Un sito web di narrativa, di arte o di musica (insomma di quella cultura con cui “non si mangia” per ordine dell’allora ministro Tremonti) che voglia costruirsi un pubblico e un gruppo di autori propositivi, oggi bandisce spesso dei concorsi aperti ai voti tramite i social o addirittura con commenti sui blog. Molti si domandano che senso abbia affidare il destino della gara nelle mani dei contatti del web, perché chiaramente chi ha più amici e spende più tempo su Facebook ottiene matematicamente più consensi, a parità di qualità dell’opera, di chi è appena sbarcato sui social.

Qual è il senso?

Se analizziamo questi concorsi da una prospettiva professionale, quello che emerge è un innovativo sistema di promozione a più livelli e a più soggetti.

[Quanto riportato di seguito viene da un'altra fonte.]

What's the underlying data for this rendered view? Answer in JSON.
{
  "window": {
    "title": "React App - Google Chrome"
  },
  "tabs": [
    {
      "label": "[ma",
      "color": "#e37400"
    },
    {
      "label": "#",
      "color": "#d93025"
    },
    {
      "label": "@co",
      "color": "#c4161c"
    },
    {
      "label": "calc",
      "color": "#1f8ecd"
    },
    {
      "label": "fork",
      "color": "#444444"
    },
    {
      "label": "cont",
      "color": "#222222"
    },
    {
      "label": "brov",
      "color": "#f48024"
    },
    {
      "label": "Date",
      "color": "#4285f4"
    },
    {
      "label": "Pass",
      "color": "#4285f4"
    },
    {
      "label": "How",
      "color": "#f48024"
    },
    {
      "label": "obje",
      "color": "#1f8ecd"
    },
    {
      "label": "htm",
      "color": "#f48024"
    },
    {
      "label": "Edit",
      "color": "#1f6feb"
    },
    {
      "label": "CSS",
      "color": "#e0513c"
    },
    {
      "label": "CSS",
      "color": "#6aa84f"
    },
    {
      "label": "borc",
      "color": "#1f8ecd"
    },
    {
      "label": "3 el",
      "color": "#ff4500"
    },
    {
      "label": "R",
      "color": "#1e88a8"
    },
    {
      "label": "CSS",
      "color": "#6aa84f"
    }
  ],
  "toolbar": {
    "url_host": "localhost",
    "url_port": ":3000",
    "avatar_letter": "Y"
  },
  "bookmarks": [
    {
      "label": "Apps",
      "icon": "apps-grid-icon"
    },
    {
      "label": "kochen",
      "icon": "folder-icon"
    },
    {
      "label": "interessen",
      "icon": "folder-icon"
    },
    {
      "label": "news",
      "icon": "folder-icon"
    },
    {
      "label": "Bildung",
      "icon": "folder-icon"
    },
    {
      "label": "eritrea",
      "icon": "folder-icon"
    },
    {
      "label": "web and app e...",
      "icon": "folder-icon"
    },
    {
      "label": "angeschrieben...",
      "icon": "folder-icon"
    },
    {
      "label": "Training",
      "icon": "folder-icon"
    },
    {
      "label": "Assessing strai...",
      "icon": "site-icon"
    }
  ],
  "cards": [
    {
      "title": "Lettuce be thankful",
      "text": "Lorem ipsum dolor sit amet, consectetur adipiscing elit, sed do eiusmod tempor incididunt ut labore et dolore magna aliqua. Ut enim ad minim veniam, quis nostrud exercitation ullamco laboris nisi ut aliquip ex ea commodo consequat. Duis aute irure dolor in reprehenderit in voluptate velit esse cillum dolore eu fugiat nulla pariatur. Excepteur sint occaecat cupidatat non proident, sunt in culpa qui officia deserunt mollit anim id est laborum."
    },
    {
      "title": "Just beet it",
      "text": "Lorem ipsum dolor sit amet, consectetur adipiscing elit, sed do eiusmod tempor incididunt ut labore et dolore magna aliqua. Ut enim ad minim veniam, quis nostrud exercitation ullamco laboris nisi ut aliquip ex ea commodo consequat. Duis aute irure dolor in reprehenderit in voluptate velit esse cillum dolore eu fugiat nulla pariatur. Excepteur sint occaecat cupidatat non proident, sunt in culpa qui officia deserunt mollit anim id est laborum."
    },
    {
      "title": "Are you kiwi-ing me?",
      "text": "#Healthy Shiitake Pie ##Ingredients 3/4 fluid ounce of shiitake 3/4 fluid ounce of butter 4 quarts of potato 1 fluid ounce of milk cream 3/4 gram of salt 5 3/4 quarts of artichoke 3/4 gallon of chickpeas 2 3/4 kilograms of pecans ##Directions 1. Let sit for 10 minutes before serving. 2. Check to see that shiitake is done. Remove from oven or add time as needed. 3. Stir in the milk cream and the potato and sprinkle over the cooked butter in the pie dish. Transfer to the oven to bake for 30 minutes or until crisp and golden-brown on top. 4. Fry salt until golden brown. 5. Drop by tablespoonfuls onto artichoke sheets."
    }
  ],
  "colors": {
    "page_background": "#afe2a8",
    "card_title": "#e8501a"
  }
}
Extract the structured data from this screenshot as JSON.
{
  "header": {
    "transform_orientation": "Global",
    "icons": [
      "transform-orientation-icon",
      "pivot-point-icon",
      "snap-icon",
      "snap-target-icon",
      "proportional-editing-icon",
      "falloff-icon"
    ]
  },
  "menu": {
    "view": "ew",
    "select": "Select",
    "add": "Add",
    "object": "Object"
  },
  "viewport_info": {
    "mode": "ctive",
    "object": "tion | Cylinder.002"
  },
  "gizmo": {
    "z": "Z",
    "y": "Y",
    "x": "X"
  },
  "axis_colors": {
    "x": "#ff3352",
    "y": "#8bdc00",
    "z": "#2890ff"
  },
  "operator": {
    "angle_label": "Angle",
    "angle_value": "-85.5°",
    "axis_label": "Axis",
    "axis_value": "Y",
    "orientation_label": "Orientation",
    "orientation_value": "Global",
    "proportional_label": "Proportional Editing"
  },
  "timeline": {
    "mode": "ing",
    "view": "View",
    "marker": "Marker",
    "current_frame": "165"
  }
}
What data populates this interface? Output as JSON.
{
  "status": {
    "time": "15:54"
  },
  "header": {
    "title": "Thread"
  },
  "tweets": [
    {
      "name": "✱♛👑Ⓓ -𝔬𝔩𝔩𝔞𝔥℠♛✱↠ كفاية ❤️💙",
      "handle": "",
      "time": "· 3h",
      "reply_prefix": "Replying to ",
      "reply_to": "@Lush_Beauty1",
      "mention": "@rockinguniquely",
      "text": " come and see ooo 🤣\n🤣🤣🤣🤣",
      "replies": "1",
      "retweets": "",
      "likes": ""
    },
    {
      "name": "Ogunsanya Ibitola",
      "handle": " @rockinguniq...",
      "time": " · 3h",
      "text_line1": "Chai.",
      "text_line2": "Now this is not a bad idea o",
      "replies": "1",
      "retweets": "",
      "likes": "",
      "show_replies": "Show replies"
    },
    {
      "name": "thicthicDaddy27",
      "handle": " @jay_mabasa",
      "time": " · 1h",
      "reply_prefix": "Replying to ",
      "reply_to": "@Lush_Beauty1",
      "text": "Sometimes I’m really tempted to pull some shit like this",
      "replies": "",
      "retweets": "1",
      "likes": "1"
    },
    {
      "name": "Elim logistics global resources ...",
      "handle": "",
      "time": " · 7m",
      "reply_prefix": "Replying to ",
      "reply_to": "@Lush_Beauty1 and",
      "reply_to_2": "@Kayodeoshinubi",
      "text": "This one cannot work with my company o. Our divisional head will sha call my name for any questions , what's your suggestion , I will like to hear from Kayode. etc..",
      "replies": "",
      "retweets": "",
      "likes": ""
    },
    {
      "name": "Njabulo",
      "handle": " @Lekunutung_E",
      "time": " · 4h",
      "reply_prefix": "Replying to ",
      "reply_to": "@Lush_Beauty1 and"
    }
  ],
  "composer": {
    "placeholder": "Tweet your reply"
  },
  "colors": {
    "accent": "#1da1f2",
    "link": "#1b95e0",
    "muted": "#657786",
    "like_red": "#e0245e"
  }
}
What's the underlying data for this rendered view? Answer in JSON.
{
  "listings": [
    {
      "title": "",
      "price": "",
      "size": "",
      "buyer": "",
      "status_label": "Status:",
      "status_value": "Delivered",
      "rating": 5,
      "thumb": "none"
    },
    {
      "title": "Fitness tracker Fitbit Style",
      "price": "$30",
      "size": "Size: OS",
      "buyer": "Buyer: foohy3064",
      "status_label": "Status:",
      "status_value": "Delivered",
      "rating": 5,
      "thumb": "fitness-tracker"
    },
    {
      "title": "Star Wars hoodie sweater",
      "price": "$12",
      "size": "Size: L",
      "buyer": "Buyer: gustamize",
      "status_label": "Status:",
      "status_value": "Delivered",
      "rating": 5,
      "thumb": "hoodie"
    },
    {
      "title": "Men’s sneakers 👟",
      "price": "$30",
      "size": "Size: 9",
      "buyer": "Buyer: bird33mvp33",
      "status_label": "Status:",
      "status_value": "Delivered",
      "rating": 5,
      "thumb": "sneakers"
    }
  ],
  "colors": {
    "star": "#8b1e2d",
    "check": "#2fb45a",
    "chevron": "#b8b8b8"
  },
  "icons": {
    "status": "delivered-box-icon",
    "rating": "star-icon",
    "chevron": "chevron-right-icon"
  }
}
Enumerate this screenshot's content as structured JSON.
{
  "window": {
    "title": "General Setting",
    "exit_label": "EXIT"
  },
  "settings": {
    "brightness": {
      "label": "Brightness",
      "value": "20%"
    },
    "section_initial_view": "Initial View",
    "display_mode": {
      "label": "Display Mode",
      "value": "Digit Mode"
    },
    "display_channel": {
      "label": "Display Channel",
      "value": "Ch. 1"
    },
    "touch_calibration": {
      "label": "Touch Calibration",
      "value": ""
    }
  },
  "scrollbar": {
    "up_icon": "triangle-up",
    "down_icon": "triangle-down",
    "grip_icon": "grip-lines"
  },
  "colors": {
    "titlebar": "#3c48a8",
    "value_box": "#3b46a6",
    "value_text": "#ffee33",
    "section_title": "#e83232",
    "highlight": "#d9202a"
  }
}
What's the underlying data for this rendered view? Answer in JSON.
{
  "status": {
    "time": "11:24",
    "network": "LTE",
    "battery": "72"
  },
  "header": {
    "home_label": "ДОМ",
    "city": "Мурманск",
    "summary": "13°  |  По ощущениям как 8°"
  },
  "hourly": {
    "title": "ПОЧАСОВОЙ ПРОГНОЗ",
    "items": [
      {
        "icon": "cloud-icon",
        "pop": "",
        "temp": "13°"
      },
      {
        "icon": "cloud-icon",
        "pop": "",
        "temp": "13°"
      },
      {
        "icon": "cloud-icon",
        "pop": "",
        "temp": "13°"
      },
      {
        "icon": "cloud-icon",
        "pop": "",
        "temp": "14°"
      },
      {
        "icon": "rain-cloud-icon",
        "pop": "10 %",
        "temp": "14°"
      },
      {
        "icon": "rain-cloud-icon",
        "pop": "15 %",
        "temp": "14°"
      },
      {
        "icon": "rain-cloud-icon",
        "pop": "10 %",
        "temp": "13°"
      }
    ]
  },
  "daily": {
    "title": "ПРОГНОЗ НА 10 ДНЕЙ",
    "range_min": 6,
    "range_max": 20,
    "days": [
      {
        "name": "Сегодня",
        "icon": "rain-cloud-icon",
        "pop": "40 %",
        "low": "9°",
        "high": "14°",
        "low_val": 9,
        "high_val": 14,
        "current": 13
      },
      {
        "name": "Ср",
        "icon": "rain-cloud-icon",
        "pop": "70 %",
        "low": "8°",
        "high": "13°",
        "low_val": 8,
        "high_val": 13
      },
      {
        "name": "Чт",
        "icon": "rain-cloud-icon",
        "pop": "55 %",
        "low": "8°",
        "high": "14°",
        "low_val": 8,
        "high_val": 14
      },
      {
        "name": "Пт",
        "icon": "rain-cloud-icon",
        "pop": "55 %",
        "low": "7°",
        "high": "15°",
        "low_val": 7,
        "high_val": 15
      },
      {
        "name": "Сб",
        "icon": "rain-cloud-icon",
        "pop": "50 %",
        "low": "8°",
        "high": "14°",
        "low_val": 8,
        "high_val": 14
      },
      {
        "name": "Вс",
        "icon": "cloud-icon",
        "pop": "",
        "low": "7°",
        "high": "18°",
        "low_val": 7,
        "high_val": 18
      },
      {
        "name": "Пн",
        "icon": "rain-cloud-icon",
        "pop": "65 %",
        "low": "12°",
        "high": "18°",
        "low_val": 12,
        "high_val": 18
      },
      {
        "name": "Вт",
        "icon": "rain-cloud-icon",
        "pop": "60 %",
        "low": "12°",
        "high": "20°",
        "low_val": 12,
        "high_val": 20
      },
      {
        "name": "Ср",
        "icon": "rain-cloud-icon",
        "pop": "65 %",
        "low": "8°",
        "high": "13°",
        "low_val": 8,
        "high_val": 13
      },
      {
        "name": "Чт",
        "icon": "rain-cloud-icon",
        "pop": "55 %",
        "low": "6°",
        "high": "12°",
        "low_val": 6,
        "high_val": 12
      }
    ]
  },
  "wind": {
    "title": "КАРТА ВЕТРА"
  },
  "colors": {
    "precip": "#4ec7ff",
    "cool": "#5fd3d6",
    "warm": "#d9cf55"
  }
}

Il sito che prendiamo in esame parla di cultura e spesso ne produce anche. La sua eco sul web è sommersa dai grandi siti che possono pagare per conquistare le prime posizioni sui motori (nell’ottica attuale di “se sei ricco vinci sempre” e delle “zero opportunità”). Per scavarsi faticosamente una nicchia e sopravvivere deve avere un vivace viavai di lettori e di autori che collaborino attivamente nella promozione. L’ottica collaborativa e la convergenza di interessi sono la chiave della sostenibilità, quello che oggi può mantenere viva la produzione culturale attraverso le reti. Vale per siti e blog, ma anche per la piccola editoria che compete con dei titani veri e propri, gelosi della loro posizione e armati fino ai denti.

Il concorso aperto ai voti del pubblico è un’operazione che coinvolge il sito che lo propone, gli autori che vi partecipano e i lettori. Ogni soggetto concorre a moltiplicare il traffico sul sito, perché nella competizione (spesso amichevole) tra gli autori in gara, è determinante attirare il pubblico sull’opera preferita (o sulla propria). Gli autori che si mettono alla prova hanno un ritorno d’immagine, i lettori accedono gratuitamente alle opere in gara. E tutto questo stimola interesse e attenzione sulla cultura in generale.

La convergenza di interessi è evidente.

Alcune gare hanno anche una giuria di esperti che valuta le opere più votate, risolvendo il problema dell’eventuale distorsione “più amici più voti” e dando maggiore autorevolezza al concorso.

Questo è il senso. Spezzo volentieri una lancia a favore di queste iniziative collaborative che coinvolgono il pubblico, e la spezzo volentieri sulla testa di quelli che cercano sempre il “nuovo” e quando lo incontrano protestano perché non si accorda ai vecchi e consolidati sistemi.